Veps or Vepsians are a Finnic people who speak the Veps language, which belongs to the Finnic branch of the Uralic languages. The self-designations of these people in various dialects are vepslaine, bepslaane, and (in northern dialects, southwest of Lake Onega) lüdinik and lüdilaine. According to the 2002 census, there were 8,240 Veps in Russia. Of the 281 Veps in Ukraine, 11 spoke Vepsian (Ukr. Census 2001). The most prominent researcher of the Veps in Finland is Eugene Holman. Western Vepsians have kept their language and culture. Nowadays almost all Vepsians speak fluent Russian. The young generation in general does not speak their native language.
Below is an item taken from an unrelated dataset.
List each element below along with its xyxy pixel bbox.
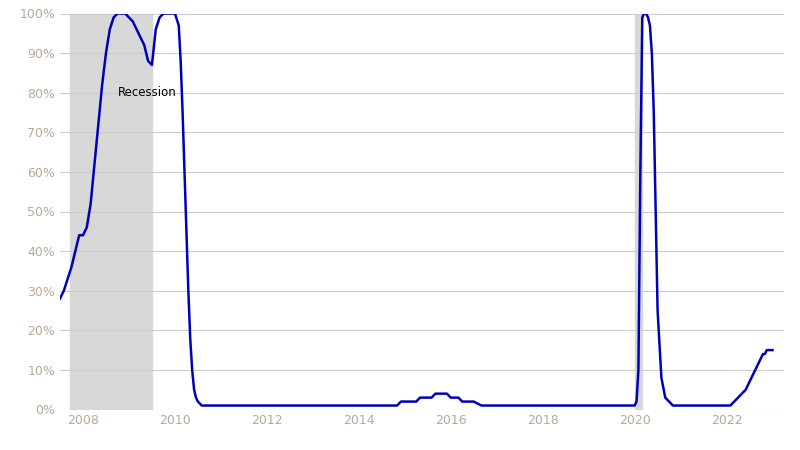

In modern times, they live in the area between Lake Ladoga, Onega, and Lake Beloye - in the Russian Republic of Karelia in the former Veps National Volost, in Leningrad Oblast along the Oyat River in the Podporozhsky and Lodeynopolsky Districts and further south in the Tikhvinsky and Boksitogorsky Districts, and in Vologda Oblast in the Vytegorsky and Babayevsky Districts.

Archeological and linguistic studies suggest that Vepsians lived in the valleys of the Sheksna, the Suda, and the Syas rivers, developing, according to Kalevi Wiik, from the proto-Vepsian Kargopol culture to the east of Lake Onega. They probably also lived in East Karelia and on the northern coast of Lake Onega. It is possible that the earliest mention of the Veps dates to the sixth century CE, when the Gothic historian Jordanes mentioned a people called Vasina broncas, which may have indicated the Vepsians. One of the eastern routes of the Vikings went through their area, and the bjarm people mentioned by the Vikings as inhabiting the coast of the White Sea may have referred to the Veps. Evidence from tombs prove that they had contact with Staraya Ladoga, Finland and Meryans, other Volga Finnic tribes and later with the Principality of Novgorod and other Russian states. Later Vepsians inhabited also the western and eastern shores of Onega.